Genius is 1 percent inspiration and 99 percent perspiration, America’s most famous inventor once said. But it’s only a first step toward getting the right products to market sooner than your competition.
Product lifecycle management (PLM) endeavors to lower the cost of developing new products, bring them to market faster, cut the cost of managing suppliers, and reduce project overruns, workarounds, and failures. “New product development is the blood that fuels the life of a company,” says Phil Davis, vice president of strategic direction and marketing for BetaSphere (www.betasphere.com), a PLM software maker. “Companies are spending 50, 60, 70 billion dollars a year in developing new products.” BetaSphere focuses on software and services that help determine what customers want from a product, how much they’re willingto pay, and what they’d change.

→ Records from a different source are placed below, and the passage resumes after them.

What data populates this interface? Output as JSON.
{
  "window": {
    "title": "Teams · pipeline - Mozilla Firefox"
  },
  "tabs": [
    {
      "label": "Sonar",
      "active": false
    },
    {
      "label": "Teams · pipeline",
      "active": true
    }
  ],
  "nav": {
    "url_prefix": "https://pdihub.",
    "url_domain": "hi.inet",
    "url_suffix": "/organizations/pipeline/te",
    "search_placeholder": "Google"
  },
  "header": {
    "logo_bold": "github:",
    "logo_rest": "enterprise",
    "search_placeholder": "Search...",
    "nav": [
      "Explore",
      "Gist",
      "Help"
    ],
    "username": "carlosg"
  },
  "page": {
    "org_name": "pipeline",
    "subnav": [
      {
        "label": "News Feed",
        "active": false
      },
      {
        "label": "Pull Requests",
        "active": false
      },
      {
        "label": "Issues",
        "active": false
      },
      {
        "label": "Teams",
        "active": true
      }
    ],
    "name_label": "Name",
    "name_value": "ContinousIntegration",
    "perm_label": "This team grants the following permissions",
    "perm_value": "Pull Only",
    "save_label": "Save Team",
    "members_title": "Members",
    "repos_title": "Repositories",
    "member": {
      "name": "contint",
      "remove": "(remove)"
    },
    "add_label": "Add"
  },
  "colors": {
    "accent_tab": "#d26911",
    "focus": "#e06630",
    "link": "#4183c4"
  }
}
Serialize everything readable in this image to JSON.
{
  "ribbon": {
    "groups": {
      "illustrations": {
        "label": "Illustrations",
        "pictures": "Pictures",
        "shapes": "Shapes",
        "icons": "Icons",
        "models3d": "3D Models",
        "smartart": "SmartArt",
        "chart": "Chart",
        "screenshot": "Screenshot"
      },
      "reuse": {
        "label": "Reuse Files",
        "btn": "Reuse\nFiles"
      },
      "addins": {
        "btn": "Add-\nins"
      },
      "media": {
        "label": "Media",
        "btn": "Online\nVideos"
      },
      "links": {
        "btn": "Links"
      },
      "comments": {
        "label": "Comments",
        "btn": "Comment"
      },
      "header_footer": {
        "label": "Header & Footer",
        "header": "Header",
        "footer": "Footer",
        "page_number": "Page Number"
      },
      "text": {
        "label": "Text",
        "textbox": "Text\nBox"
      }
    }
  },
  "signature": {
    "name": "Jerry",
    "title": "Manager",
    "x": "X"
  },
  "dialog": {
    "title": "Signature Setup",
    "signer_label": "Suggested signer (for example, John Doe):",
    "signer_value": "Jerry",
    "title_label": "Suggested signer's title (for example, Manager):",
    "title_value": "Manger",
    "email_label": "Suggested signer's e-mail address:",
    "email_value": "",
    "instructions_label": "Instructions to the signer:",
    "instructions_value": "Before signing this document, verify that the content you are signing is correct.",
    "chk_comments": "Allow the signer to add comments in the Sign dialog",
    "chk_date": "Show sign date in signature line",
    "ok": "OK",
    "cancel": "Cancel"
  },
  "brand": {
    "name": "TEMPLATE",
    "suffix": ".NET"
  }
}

Jim Bell, director of product marketing for PLM software maker MS2 (www.ms2.com), notes that “there’s really no application for the product group to manage the definition, development, and marketing of their products and services.” For a lot of corporations, he adds, that’s “their primary source of competitive advantage.”
PLM products could have a significant impact on a company’s balance sheet. According to AMR Research, better PLM could create $106 billion in new operating margins for US manufacturers. Jack Maynard, research director for Aberdeen Group, adds that “design review times can be decreased 50 to 80 percent, and errors can be reduced an order of magnitude.”